David Maus <dmaus@ictsoc.de> wrote:

> At Fri, 04 Nov 2011 14:25:42 -0400,
> Nick Dokos wrote:
> >
> > Nick Dokos <nicholas.dokos@hp.com> wrote:
> >
> > > It probably does, but that's probably not the best place to do it: it might be
> > > better to do it in the (setq link on line 9090 or thereabouts. Otherwise, in
> > > the *other* case (editing the link at point), we'll end up unescaping twice:
> > > probably not a problem, since unescaping should be idempotent (in contrast to
> > > escaping ;-) ) but why do it twice?
> > >
> >
> > Brian Wightman pointed out to me that the idempotent part of the
> > statement above is definitely wrong (d'oh). The original URL that Jeff
> > Horn posted, when unescaped once, would be completely free of % signs.

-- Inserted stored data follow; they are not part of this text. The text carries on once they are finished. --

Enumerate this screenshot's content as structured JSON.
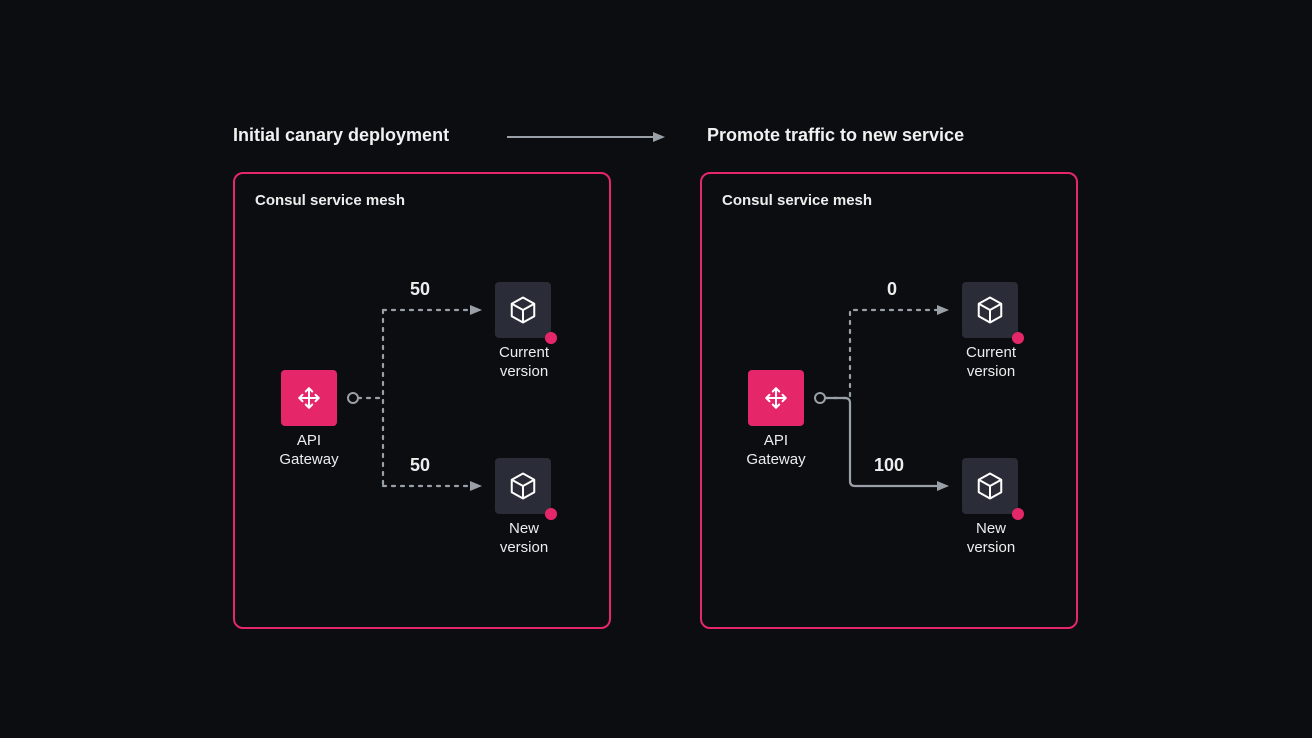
{
  "diagram": {
    "left_title": "Initial canary deployment",
    "right_title": "Promote traffic to new service",
    "panels": [
      {
        "title": "Consul service mesh",
        "gateway_label": "API\nGateway",
        "top_weight": "50",
        "bottom_weight": "50",
        "top_service_label": "Current\nversion",
        "bottom_service_label": "New\nversion",
        "top_solid": false,
        "bottom_solid": false
      },
      {
        "title": "Consul service mesh",
        "gateway_label": "API\nGateway",
        "top_weight": "0",
        "bottom_weight": "100",
        "top_service_label": "Current\nversion",
        "bottom_service_label": "New\nversion",
        "top_solid": false,
        "bottom_solid": true
      }
    ]
  },
  "colors": {
    "accent": "#e5276a",
    "bg": "#0c0d11",
    "node": "#2a2d37",
    "line": "#9aa0a8"
  }
}
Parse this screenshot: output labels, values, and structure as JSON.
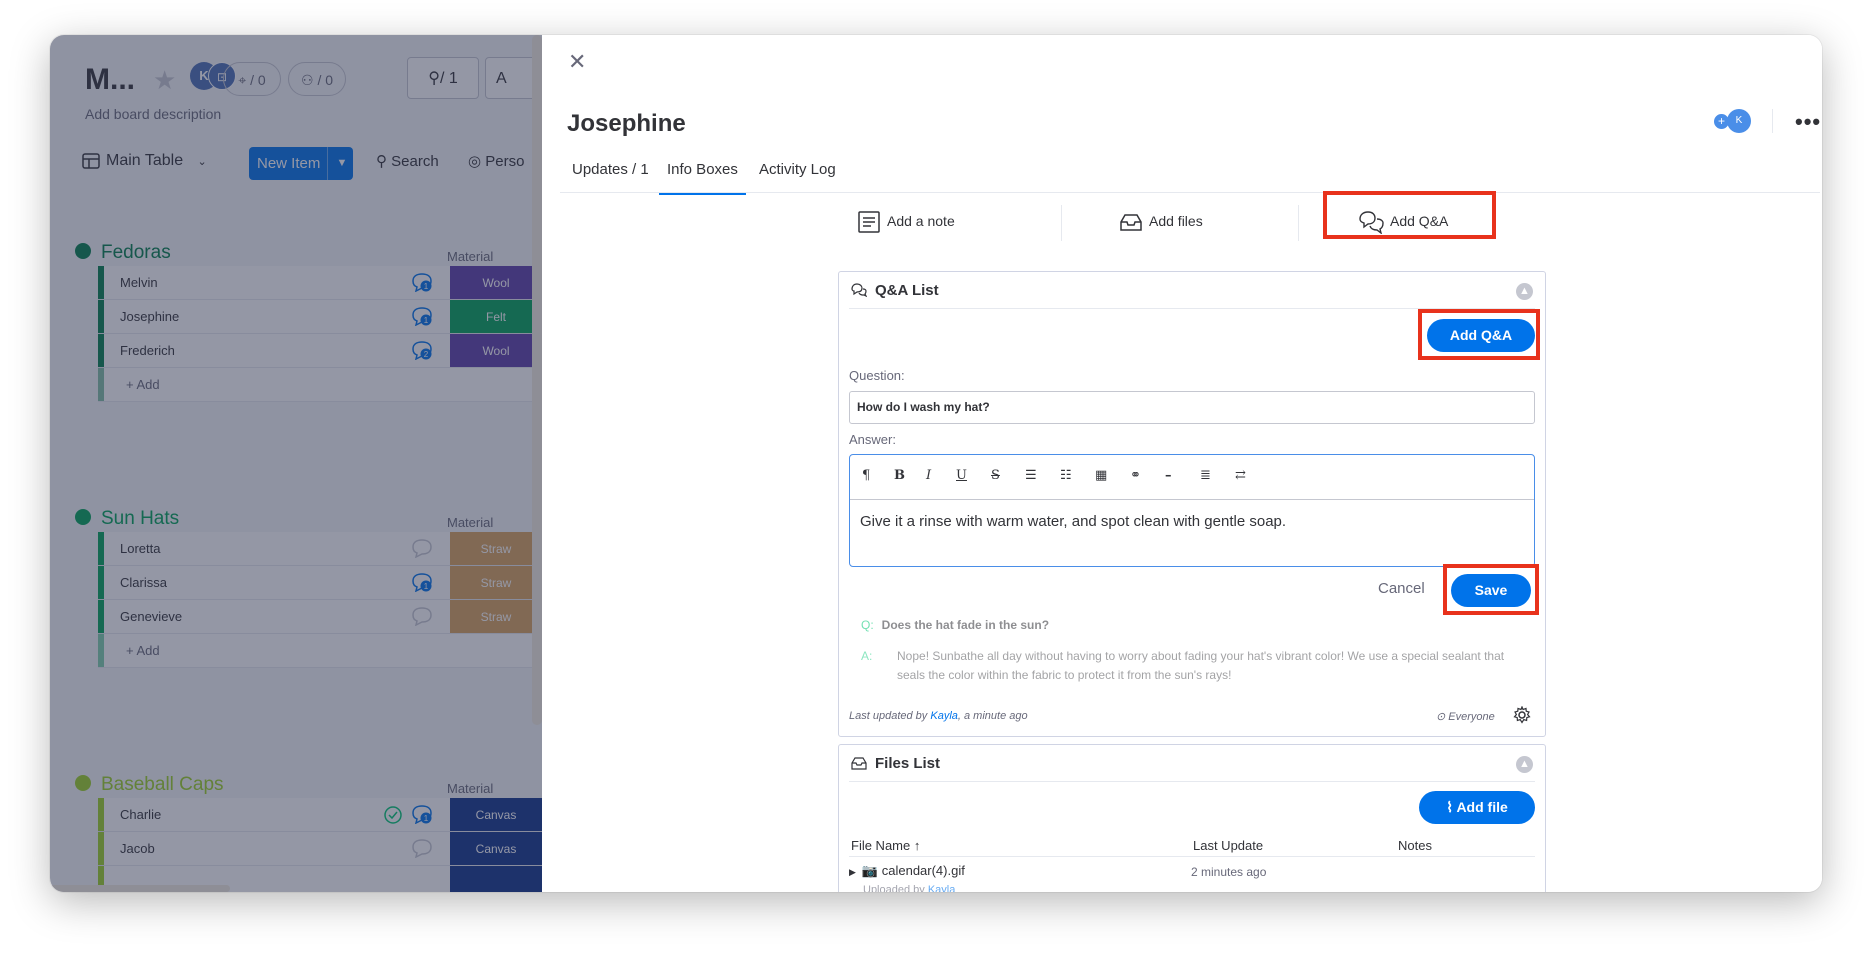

> > But if the second (doubly-escaped) form is pasted into the minibuffer,
> > then unescaping once would not be enough. So I presume the thing to do
> > is to take the URL and unescape it repeatedly until it loses all
> > escapes, and then escape it *once* before inserting it in the org
> > buffer.
> >
> > Sounds icky, kludgy, dirty. The question is: 1) is it a solution?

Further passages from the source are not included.